Muscle atrophy, or loss of skeletal muscle, is caused by aging, malnutrition, immobility through injury, or diseases such as cancer. Chamomile (Matricaria chamomilla L.) contains various active components, including flavonoids, sesquiterpenes, polyacetylenes, and coumarins, and is used in various herbal medicines in the European Pharmacopoeia. In this study, we investigated the effects of ethanol extract of chamomile [Formula: see text](MC) on muscle wasting and its mechanism of action. Mice with dexamethasone (DEX)-induced muscle atrophy were orally administered MC (100, 200, and 300 mg/kg) for 4 weeks. Micro-computed tomography analysis showed that MC (200 and 300 mg/kg) significantly recovered DEX-induced loss of muscle volume, density, and weight and MC-treated DEX-induced mice also showed increased moving distance and grip strength. MC suppressed the mRNA level of muscle RING finger 1 (MuRF1) while increasing the expression of mitochondrial transcription factor A (TFAM), MyoD, and Myogenin-1. We found 25 peaks in MC samples through HPLC analysis and identified 6 peaks by comparison with a profile of standard compounds: chlorogenic acid (CGA), luteolin-7-O-glucoside (L7G), patulitrin, apigenin-7-O-glucoside (A7G), herniarin, and (E)-Tonghaosu. Of these components, the gene expression of MyoD was significantly augmented by patulitrin, herniarin, CGA, and L7G in C2C12 cells, while Myogenin-1 gene expression was increased by A7G, patulitrin, herniarin, CGA, and L7G. Moreover, TFAM gene expression and phosphorylation of AKT were increased by all six ingredients. Based on our results, we suggest MC for use as a supplement or remedy for muscle wasting, including cachexia and sarcopenia.
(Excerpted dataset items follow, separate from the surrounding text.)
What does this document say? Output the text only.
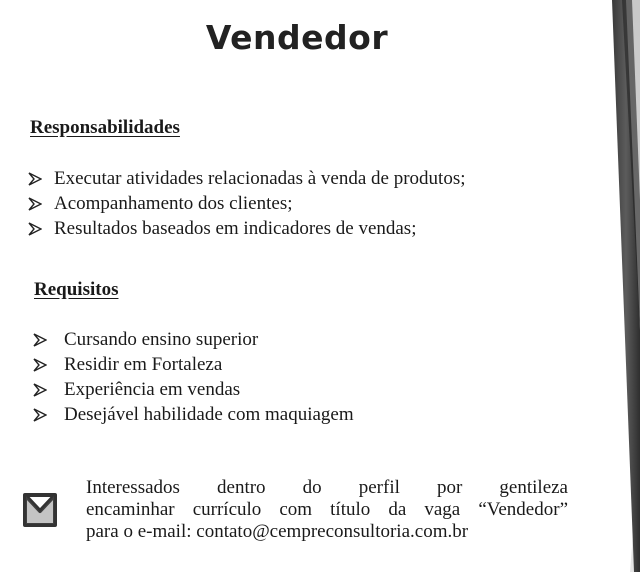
Vendedor
Responsabilidades
Executar atividades relacionadas à venda de produtos;
Acompanhamento dos clientes;
Resultados baseados em indicadores de vendas;
Requisitos
Cursando ensino superior
Residir em Fortaleza
Experiência em vendas
Desejável habilidade com maquiagem
Interessados dentro do perfil por gentileza
encaminhar currículo com título da vaga “Vendedor”
para o e-mail: contato@cempreconsultoria.com.br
B-ring-homo-tonghaosu, isolated from Chrysanthemum morifolium capitulum, acts as a peroxisome proliferator-activated receptor-gamma agonist.[Pubmed:30790129]

J Nat Med. 2019 Jun;73(3):497-503.

The capitula of Chrysanthemum morifolium and C. indicum are used to prepare Chrysanthemi Flos in traditional Japanese Kampo medicine. In our previous study, we reported on the agonistic effect of methanol extract of C. indicum capitulum on peroxisome proliferator-activated receptor (PPAR)-gamma. We further isolated (E)-Tonghaosu from C. indicum capitulum as one of the active ingredients. In the present study, we aimed to evaluate the PPAR-gamma agonistic activity of a methanol extract of C. morifolium capitulum (MCM) in which (E)-Tonghaosu could not be detected. MCM exhibited PPAR-gamma agonistic activity in a concentration-dependent manner, and at a dose of 100 microg/ml, it showed similar activity to pioglitazone (30 microM), a standard PPAR-gamma agonist. Through activity-guided fractionation, we isolated two geometric isomers, (E)- (1) and (Z)-B-ring-homo-tonghaosu (2), as the active ingredients of MCM. Both compounds exerted concentration-dependent PPAR-gamma agonistic effects, and 1 had higher activity than 2. At 1.4 microM, 1 had similar activity to pioglitazone (30 microM), which was achieved by 2 at a concentration of 140 microM. Thus, 1 has the potential to become a lead compound for the drug discovery of PPAR-gamma agonists. We compared the activities and the contents of (E)-, (Z)-tonghaosu, 1, and 2 among 13 commercial samples of Chrysanthemi Flos, including those derived from both C. morifolium and C. indicum. Their PPAR-gamma agonistic activities were not related to the contents of these compounds. 1 and 2 were detected in the samples derived from both species but (E)- and (Z)-tonghaosu were not detected in the samples derived from C. morifolium; hence (E)- and (Z)-tonghaosu can serve as marker compounds to identify the capitula of C. indicum in Chrysanthemi Flos samples.